A naïve realist view would sort out contributions of “the world” and those of “the mind” (or of our concepts) through locating actus reus and quaestio facti issues on the “objective” side of the goings-on in the world (what are the facts/data that our judgements bear on) and the quaestio iuris on the subjective and conventionalist sides of the judgement (what norms/concepts are brought to bear on the facts/data). On that view, the mens rea question might sit uneasily between both, it being presumably subjective on account of the inscrutability of the mind of the accused. A less naïve view would construe the target of the judgement—the putative criminal action that merits, or vindicates, the rendering of a guilty verdict—to be the sort of act that is constituted as such (i.e. as a criminal act) by the norms governing the administration of criminal justice.
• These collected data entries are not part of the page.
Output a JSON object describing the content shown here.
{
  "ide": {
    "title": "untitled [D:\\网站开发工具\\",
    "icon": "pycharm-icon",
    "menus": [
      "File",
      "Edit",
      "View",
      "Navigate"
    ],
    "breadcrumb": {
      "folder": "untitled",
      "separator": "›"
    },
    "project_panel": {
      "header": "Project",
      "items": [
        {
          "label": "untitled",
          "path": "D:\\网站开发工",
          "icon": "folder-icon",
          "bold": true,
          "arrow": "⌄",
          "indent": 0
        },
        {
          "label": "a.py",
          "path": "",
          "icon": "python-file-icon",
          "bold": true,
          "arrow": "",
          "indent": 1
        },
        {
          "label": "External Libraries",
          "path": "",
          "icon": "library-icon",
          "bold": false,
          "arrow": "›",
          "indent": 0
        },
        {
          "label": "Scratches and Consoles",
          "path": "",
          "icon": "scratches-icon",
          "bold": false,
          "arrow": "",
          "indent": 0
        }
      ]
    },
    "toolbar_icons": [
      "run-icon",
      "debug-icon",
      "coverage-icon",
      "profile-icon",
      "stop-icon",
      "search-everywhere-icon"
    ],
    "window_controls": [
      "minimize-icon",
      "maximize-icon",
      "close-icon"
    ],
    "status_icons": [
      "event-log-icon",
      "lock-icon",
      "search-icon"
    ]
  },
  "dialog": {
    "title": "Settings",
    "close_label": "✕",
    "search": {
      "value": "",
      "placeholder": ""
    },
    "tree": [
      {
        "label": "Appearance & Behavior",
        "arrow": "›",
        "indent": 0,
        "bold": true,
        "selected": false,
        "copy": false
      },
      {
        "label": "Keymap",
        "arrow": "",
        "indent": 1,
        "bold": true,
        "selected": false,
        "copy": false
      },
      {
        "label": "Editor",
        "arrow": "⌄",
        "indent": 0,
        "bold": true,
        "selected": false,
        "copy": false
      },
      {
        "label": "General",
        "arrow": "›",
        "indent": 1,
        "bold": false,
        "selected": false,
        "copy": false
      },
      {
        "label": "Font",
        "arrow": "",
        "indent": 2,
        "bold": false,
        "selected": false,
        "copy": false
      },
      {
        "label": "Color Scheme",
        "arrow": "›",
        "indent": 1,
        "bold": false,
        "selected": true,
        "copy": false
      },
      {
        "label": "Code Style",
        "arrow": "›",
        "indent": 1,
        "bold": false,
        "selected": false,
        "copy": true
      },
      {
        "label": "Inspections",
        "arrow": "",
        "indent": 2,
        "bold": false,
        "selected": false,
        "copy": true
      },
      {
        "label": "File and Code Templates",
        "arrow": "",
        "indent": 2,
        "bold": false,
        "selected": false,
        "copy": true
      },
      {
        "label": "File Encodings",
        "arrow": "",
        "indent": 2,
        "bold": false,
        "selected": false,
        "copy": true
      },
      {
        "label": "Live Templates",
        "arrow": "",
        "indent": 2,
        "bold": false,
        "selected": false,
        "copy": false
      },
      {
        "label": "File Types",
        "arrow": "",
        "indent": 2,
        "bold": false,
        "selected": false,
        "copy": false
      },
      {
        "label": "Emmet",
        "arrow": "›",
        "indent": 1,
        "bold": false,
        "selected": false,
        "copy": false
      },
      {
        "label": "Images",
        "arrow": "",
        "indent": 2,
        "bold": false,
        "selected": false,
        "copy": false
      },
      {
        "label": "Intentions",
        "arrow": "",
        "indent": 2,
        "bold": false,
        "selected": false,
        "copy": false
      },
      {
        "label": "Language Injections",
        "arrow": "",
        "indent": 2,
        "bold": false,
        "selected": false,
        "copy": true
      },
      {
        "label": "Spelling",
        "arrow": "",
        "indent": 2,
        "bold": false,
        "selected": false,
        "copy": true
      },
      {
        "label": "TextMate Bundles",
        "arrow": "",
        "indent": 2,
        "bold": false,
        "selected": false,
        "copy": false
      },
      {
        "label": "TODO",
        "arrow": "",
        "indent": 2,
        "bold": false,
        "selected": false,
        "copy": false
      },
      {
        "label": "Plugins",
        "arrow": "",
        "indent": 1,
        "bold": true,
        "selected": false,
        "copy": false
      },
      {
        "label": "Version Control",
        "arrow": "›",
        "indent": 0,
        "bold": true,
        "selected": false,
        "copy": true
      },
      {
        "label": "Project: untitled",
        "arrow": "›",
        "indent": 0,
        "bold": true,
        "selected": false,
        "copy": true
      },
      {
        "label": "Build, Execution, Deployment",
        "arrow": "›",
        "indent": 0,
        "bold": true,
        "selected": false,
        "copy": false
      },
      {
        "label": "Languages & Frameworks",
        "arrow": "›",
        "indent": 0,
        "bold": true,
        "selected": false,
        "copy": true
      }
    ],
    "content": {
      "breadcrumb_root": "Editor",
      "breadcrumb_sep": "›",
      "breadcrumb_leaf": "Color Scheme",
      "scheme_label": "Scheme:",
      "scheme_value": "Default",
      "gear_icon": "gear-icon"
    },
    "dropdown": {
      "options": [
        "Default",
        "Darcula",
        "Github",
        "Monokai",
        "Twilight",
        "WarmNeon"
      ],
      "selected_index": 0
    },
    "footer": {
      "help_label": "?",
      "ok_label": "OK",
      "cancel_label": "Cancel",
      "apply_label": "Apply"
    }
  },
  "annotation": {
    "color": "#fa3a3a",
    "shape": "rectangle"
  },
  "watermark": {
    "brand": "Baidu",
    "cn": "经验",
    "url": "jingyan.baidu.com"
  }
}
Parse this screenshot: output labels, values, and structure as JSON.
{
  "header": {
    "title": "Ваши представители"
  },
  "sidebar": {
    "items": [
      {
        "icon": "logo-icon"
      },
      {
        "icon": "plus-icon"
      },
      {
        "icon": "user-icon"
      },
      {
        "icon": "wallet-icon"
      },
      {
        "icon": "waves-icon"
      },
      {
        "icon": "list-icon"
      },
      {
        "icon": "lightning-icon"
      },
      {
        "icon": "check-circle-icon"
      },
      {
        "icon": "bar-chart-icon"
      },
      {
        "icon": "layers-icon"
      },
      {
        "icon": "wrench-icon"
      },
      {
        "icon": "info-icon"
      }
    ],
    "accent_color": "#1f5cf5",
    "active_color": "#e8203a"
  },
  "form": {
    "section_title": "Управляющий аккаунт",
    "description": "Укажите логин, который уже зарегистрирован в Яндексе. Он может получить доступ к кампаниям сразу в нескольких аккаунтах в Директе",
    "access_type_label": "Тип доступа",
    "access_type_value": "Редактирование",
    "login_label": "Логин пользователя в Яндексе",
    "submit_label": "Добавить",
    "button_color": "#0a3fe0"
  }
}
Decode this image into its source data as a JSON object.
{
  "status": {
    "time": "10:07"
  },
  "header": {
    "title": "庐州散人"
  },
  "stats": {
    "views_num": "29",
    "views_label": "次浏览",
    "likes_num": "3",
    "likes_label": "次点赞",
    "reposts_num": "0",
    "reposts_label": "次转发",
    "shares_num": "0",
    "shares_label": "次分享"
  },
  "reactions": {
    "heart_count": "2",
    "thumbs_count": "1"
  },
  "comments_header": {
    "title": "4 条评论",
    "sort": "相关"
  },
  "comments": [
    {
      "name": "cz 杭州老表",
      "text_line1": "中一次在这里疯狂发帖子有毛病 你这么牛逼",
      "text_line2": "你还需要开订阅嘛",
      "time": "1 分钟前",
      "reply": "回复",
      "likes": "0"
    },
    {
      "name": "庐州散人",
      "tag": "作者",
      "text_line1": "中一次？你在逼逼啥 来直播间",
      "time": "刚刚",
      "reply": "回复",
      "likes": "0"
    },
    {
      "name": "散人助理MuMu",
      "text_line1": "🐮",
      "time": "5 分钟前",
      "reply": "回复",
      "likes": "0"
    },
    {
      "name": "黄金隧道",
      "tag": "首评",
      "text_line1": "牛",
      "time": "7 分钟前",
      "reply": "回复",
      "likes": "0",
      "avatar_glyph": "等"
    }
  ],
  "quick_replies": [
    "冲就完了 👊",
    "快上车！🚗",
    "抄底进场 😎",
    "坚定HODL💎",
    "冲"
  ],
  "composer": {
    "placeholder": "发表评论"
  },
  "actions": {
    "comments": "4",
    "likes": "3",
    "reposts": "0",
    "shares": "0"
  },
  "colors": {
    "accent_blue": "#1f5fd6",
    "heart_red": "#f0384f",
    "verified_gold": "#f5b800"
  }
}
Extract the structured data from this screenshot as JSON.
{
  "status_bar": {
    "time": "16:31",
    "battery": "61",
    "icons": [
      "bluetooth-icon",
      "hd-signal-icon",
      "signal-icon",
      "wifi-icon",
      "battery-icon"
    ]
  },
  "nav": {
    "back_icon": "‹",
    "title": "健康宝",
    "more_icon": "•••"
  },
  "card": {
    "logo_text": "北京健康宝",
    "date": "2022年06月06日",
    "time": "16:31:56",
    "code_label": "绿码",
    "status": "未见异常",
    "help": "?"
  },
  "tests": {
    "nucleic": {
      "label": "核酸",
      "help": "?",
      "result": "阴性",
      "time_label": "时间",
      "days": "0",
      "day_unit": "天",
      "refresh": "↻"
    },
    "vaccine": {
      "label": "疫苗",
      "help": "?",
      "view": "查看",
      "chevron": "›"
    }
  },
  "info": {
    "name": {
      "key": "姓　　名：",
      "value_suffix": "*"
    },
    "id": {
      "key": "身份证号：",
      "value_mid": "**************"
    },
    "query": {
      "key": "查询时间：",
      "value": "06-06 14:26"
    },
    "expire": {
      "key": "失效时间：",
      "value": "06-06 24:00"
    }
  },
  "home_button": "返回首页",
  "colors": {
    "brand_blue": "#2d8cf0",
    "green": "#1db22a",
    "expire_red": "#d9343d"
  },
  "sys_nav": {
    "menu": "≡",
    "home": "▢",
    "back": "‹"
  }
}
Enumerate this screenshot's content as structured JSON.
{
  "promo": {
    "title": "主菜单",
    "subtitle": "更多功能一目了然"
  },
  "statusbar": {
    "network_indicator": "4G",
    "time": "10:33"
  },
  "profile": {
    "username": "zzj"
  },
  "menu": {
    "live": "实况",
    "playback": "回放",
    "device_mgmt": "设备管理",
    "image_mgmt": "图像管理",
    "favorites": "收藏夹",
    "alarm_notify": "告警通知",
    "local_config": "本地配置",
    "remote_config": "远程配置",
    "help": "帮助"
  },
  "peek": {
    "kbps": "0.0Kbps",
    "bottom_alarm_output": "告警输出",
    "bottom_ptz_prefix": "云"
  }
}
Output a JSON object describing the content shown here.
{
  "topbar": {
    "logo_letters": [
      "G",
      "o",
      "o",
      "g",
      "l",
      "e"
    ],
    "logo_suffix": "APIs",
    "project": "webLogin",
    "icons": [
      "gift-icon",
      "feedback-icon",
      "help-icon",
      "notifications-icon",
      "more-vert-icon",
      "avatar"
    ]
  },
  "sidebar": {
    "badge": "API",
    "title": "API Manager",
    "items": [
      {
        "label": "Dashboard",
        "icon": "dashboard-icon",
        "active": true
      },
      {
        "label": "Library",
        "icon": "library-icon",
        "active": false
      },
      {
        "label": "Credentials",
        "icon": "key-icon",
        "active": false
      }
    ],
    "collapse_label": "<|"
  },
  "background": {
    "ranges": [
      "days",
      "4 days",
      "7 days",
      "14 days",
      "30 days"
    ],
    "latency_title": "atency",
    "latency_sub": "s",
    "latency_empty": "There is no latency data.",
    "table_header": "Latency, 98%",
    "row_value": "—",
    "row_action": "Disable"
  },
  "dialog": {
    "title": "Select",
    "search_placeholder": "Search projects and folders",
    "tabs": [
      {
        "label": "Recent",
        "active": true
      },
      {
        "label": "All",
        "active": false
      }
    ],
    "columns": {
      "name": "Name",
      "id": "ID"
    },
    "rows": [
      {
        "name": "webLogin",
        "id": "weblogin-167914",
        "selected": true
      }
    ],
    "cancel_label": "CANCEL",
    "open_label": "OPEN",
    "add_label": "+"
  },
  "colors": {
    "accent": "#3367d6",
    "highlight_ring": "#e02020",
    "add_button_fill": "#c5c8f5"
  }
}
Those norms (as articulated in written statutes and the relevant jurisprudence) make up the conceptual nets within which criminals are caught and constituted as such.

The story so far seems to depict a division of labor whereby juries are tasked with wielding the net (and judging whether the accused is, or isn’t, caught in its mesh) whereas the written law (and hence the legislators), the presiding judge and the appellate courts build and maintain the net. There is however a common practice of jury nullification, which is a discretionary power accorded to juries, whereby they can acquit the accused even if they judge that they are caught in the net of justice according to the standards set by the law (and interpreted/specified/articulated by the presiding judge). Jury nullification may be construed as a modern, institutionally-tolerated instance of Aristotelian epieikeia, or equity as the correction of legal justice where it fails due to its excessive generality. Aristotle’s point in the Nicomachean Ethics is that the equitable is just but not definitionally legally just. It is rather what corrects the law when the law is defective precisely because it must be universal (and therefore leans too much towards generality, and neglects relevant specific circumstances). The lawgiver legislates in general terms but can’t anticipate every particular case, so when a situation arises that the universal rule doesn’t adequately address, equity steps in to rectify that gap. This is where juries step in, in cases of jury nullification, for the benefit of the accused wrongly caught in a net that wasn’t meant to catch them, and where appellate judges step in though creating new precedents, and hence adjusting the mesh of the net to make it more specific and thereby also more universally applicable within its thus adjusted scope of application.

I think this illusttration of the joint collective responsibility for forum participants to abide by the norms embodied in our institutions and, at the same time, to adjust those norms in the light of epieikeia, as we encounter unforeseen cases, gives us a decent model of what a pragmatist theory of truth needs, and of what I take you to be reaching for.

When you say that “we are more theirs than they (our beliefs) are ours”, I want to agree and the net metaphor is meant to explain why without paradox. We do not each spin a private mesh. We rather are inducted into the standing and historically maintained net of a practice and it is our shared practical form of life that makes our several takes the faces of one world rather than so many disconnected ones. The shared form (embodied norms and living practices) just is what the many faces need to share in order to be faces of anything at all, as I had previously suggested. And because the net is answerable, because it can catch the wrong man (or wrong object, in general) and because we have the standing responsibility to adjust it by epieikeia, the facts it discloses are both ours, as caught in our mesh, and the world’s, as what the mesh must answer to in unforeseen circumstances. “True” is the adjective we reserve for what survives in a net so maintained.